The individual probably encouraged you as a youth. Consequently, you have an easy time
establishing a rapport with others. Your personable style and optimistic attitude attract people. It’s
very likely that you might educate yourself about the basic facts surrounding certain types of issues or
situations. To reduce the possibility of conflict, you may consider everyone’s point of view. Perhaps
you help some individuals see where they are in agreement with others. Now and then, you can move
specific individuals toward consensus — that is, a judgment arrived at by most of those concerned.
Instinctively, you might have adopted a practical outlook on life during childhood. Perhaps you figured
out how to avoid “rocking the boat” — that is, how not to cause trouble or disrupt an otherwise stable
situation. Maybe this was true in your relationships with not only children but also adults. Today, you
may have a knack for treating everyone the same. You sometimes want everyone around you to
behave in a predictable, calm, and cordial manner. By nature, you might search for facts when coping
with uncertain situations. By taking a problem apart piece by piece, you occasionally discover its
glitches — that is, its minor problems that cause temporary setbacks. Once in a while, your objective
investigation benefits individuals, particularly those who become emotional when confronted with
difficulties. Perhaps your insights into what is factual enable them to view things a bit more matter-offactly.
Maybe this is one way you help some people agree on how to deal with unpleasant
circumstances or overcome obstacles. Because of your strengths, you might not want any one thing
to consume every minute of your day.
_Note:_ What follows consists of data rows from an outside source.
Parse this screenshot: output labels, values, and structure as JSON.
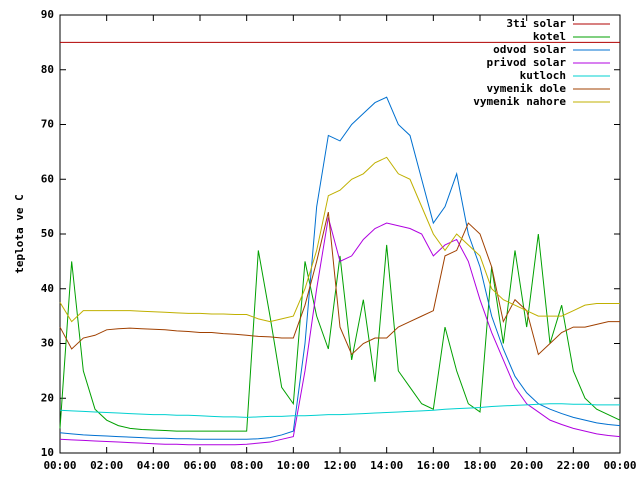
{
  "chart_data": {
    "type": "line",
    "y_label": "teplota ve C",
    "x": [
      0,
      0.5,
      1,
      1.5,
      2,
      2.5,
      3,
      3.5,
      4,
      4.5,
      5,
      5.5,
      6,
      6.5,
      7,
      7.5,
      8,
      8.5,
      9,
      9.5,
      10,
      10.5,
      11,
      11.5,
      12,
      12.5,
      13,
      13.5,
      14,
      14.5,
      15,
      15.5,
      16,
      16.5,
      17,
      17.5,
      18,
      18.5,
      19,
      19.5,
      20,
      20.5,
      21,
      21.5,
      22,
      22.5,
      23,
      23.5,
      24
    ],
    "xlim": [
      0,
      24
    ],
    "xticks": [
      {
        "value": 0,
        "label": "00:00"
      },
      {
        "value": 2,
        "label": "02:00"
      },
      {
        "value": 4,
        "label": "04:00"
      },
      {
        "value": 6,
        "label": "06:00"
      },
      {
        "value": 8,
        "label": "08:00"
      },
      {
        "value": 10,
        "label": "10:00"
      },
      {
        "value": 12,
        "label": "12:00"
      },
      {
        "value": 14,
        "label": "14:00"
      },
      {
        "value": 16,
        "label": "16:00"
      },
      {
        "value": 18,
        "label": "18:00"
      },
      {
        "value": 20,
        "label": "20:00"
      },
      {
        "value": 22,
        "label": "22:00"
      },
      {
        "value": 24,
        "label": "00:00"
      }
    ],
    "ylim": [
      10,
      90
    ],
    "yticks": [
      10,
      20,
      30,
      40,
      50,
      60,
      70,
      80,
      90
    ],
    "legend": "top-right",
    "series": [
      {
        "name": "3ti solar",
        "color": "#b00000",
        "values": [
          85,
          85,
          85,
          85,
          85,
          85,
          85,
          85,
          85,
          85,
          85,
          85,
          85,
          85,
          85,
          85,
          85,
          85,
          85,
          85,
          85,
          85,
          85,
          85,
          85,
          85,
          85,
          85,
          85,
          85,
          85,
          85,
          85,
          85,
          85,
          85,
          85,
          85,
          85,
          85,
          85,
          85,
          85,
          85,
          85,
          85,
          85,
          85,
          85
        ]
      },
      {
        "name": "kotel",
        "color": "#00a000",
        "values": [
          14.5,
          45,
          25,
          18,
          16,
          15,
          14.5,
          14.3,
          14.2,
          14.1,
          14,
          14,
          14,
          14,
          14,
          14,
          14,
          47,
          35,
          22,
          19,
          45,
          35,
          29,
          46,
          27,
          38,
          23,
          48,
          25,
          22,
          19,
          18,
          33,
          25,
          19,
          17.5,
          44,
          30,
          47,
          33,
          50,
          30,
          37,
          25,
          20,
          18,
          17,
          16
        ]
      },
      {
        "name": "odvod solar",
        "color": "#0070d0",
        "values": [
          13.7,
          13.5,
          13.3,
          13.2,
          13.1,
          13,
          12.9,
          12.8,
          12.7,
          12.7,
          12.6,
          12.6,
          12.5,
          12.5,
          12.5,
          12.5,
          12.5,
          12.6,
          12.8,
          13.3,
          14,
          30,
          55,
          68,
          67,
          70,
          72,
          74,
          75,
          70,
          68,
          60,
          52,
          55,
          61,
          50,
          44,
          35,
          29,
          24,
          21,
          19,
          18,
          17.2,
          16.5,
          16,
          15.5,
          15.2,
          15
        ]
      },
      {
        "name": "privod solar",
        "color": "#b000e0",
        "values": [
          12.5,
          12.4,
          12.3,
          12.2,
          12.1,
          12,
          11.9,
          11.8,
          11.7,
          11.6,
          11.6,
          11.5,
          11.5,
          11.5,
          11.5,
          11.5,
          11.6,
          11.8,
          12,
          12.5,
          13,
          25,
          40,
          53,
          45,
          46,
          49,
          51,
          52,
          51.5,
          51,
          50,
          46,
          48,
          49,
          45,
          38,
          32,
          27,
          22,
          19,
          17.5,
          16,
          15.2,
          14.5,
          14,
          13.5,
          13.2,
          13
        ]
      },
      {
        "name": "kutloch",
        "color": "#00d0d0",
        "values": [
          17.8,
          17.7,
          17.6,
          17.5,
          17.4,
          17.3,
          17.2,
          17.1,
          17,
          17,
          16.9,
          16.9,
          16.8,
          16.7,
          16.6,
          16.6,
          16.5,
          16.6,
          16.7,
          16.7,
          16.8,
          16.8,
          16.9,
          17,
          17,
          17.1,
          17.2,
          17.3,
          17.4,
          17.5,
          17.6,
          17.7,
          17.8,
          18,
          18.1,
          18.2,
          18.3,
          18.5,
          18.6,
          18.7,
          18.8,
          18.9,
          19,
          19,
          18.9,
          18.9,
          18.8,
          18.8,
          18.8
        ]
      },
      {
        "name": "vymenik dole",
        "color": "#a04000",
        "values": [
          33,
          29,
          31,
          31.5,
          32.5,
          32.7,
          32.8,
          32.7,
          32.6,
          32.5,
          32.3,
          32.2,
          32,
          32,
          31.8,
          31.7,
          31.5,
          31.3,
          31.2,
          31,
          31,
          37,
          45,
          54,
          33,
          28,
          30,
          31,
          31,
          33,
          34,
          35,
          36,
          46,
          47,
          52,
          50,
          44,
          34,
          38,
          36,
          28,
          30,
          32,
          33,
          33,
          33.5,
          34,
          34
        ]
      },
      {
        "name": "vymenik nahore",
        "color": "#c0b000",
        "values": [
          37.5,
          34,
          36,
          36,
          36,
          36,
          36,
          35.9,
          35.8,
          35.7,
          35.6,
          35.5,
          35.5,
          35.4,
          35.4,
          35.3,
          35.3,
          34.5,
          34,
          34.5,
          35,
          40,
          47,
          57,
          58,
          60,
          61,
          63,
          64,
          61,
          60,
          55,
          50,
          47,
          50,
          48,
          46,
          40,
          38,
          37,
          36,
          35,
          35,
          35,
          36,
          37,
          37.3,
          37.3,
          37.3
        ]
      }
    ]
  }
}
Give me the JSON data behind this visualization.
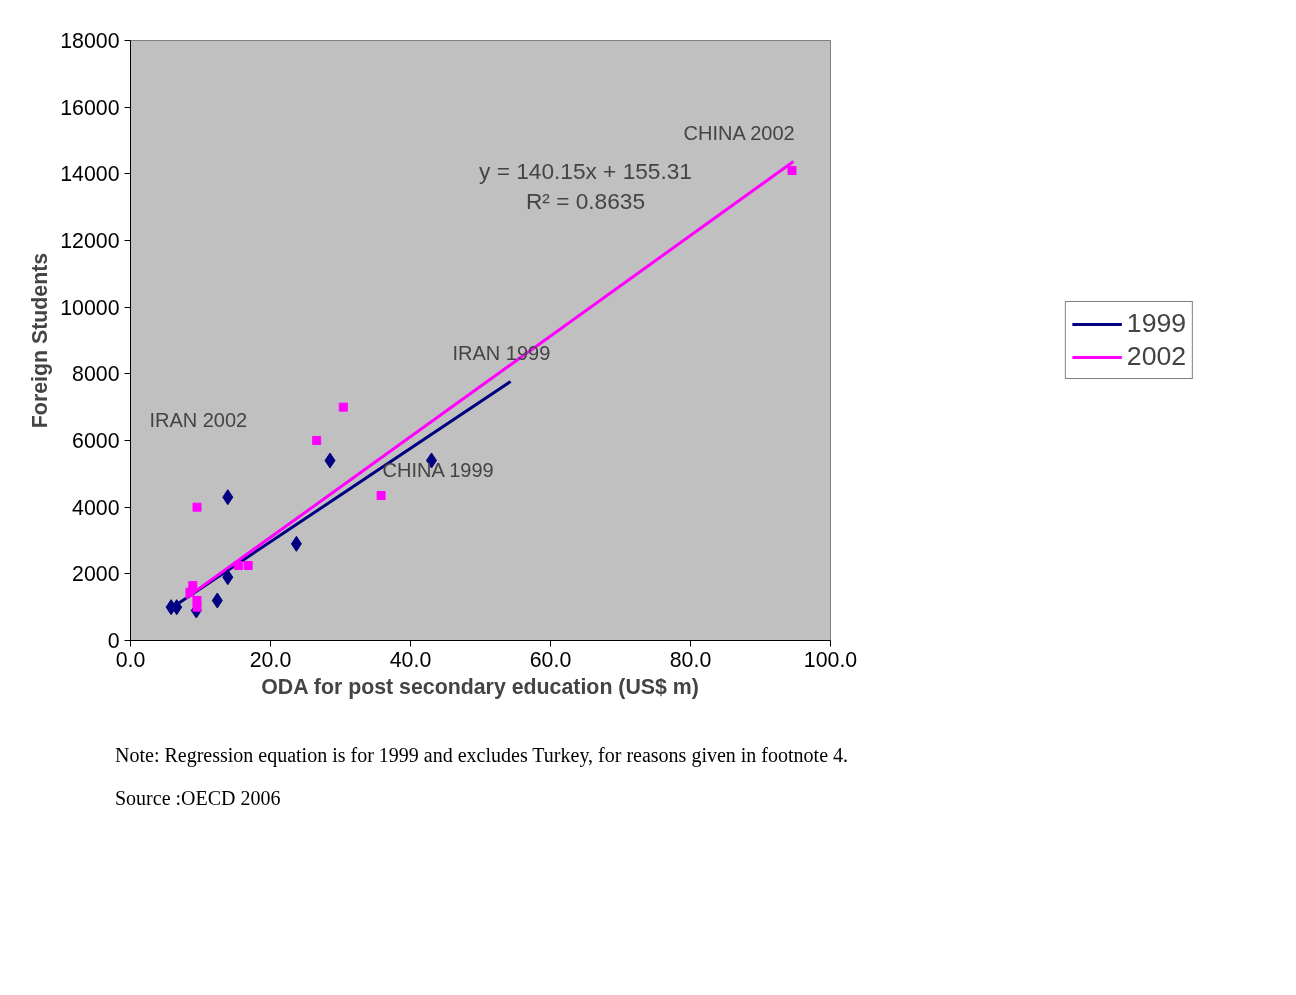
{
  "chart_data": {
    "type": "scatter",
    "xlabel": "ODA for post secondary education (US$ m)",
    "ylabel": "Foreign Students",
    "xlim": [
      0,
      100
    ],
    "ylim": [
      0,
      18000
    ],
    "xticks": [
      {
        "value": 0,
        "label": "0.0"
      },
      {
        "value": 20,
        "label": "20.0"
      },
      {
        "value": 40,
        "label": "40.0"
      },
      {
        "value": 60,
        "label": "60.0"
      },
      {
        "value": 80,
        "label": "80.0"
      },
      {
        "value": 100,
        "label": "100.0"
      }
    ],
    "yticks": [
      0,
      2000,
      4000,
      6000,
      8000,
      10000,
      12000,
      14000,
      16000,
      18000
    ],
    "grid": false,
    "legend": "right",
    "series": [
      {
        "marker": "diamond",
        "color": "#000080",
        "x": [
          5.8,
          6.6,
          9.4,
          12.4,
          13.9,
          13.9,
          23.7,
          28.5,
          43.0
        ],
        "values": [
          1000,
          1000,
          900,
          1200,
          1900,
          4300,
          2900,
          5400,
          5400
        ]
      },
      {
        "marker": "square",
        "color": "#ff00ff",
        "x": [
          8.5,
          8.9,
          9.5,
          9.5,
          9.5,
          15.4,
          16.8,
          26.6,
          30.4,
          35.8,
          94.5
        ],
        "values": [
          1450,
          1650,
          4000,
          1200,
          1000,
          2250,
          2250,
          6000,
          7000,
          4350,
          14100
        ]
      },
      {
        "type": "line",
        "name": "1999",
        "color": "#000080",
        "x": [
          5.8,
          54.3
        ],
        "values": [
          970,
          7770
        ]
      },
      {
        "type": "line",
        "name": "2002",
        "color": "#ff00ff",
        "x": [
          7.9,
          94.7
        ],
        "values": [
          1270,
          14370
        ]
      }
    ],
    "annotations": [
      "CHINA 2002",
      "IRAN 1999",
      "IRAN 2002",
      "CHINA 1999",
      "y = 140.15x + 155.31",
      "R² = 0.8635",
      "Note: Regression equation is for 1999 and excludes Turkey, for reasons given in footnote 4.",
      "Source :OECD 2006"
    ]
  }
}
For practical purposes, you may choose to handle some
personal or professional problems matter-of-factly or deal with information unemotionally. Perhaps
you minimize conflict between people by not taking sides. Instead, you try to make certain individuals
aware of things as they actually are. Maybe you emphasize what they have in common.
 
This sounds a lot more like me, to me.  This seems to be more like a personality trait than the "Strategic" did.  I guess it's a side of myself that I am more familiar or acquainted with.  I like the results of this.  It makes me sound smart, and nice.  Which I suppose I am, but it's always better to hear compliments from someone other than yourself.
I guess, by pointing out the good things about me, my self esteem has gone up a bit. 
Now I'm going to go and kill it by grabbing a cookie.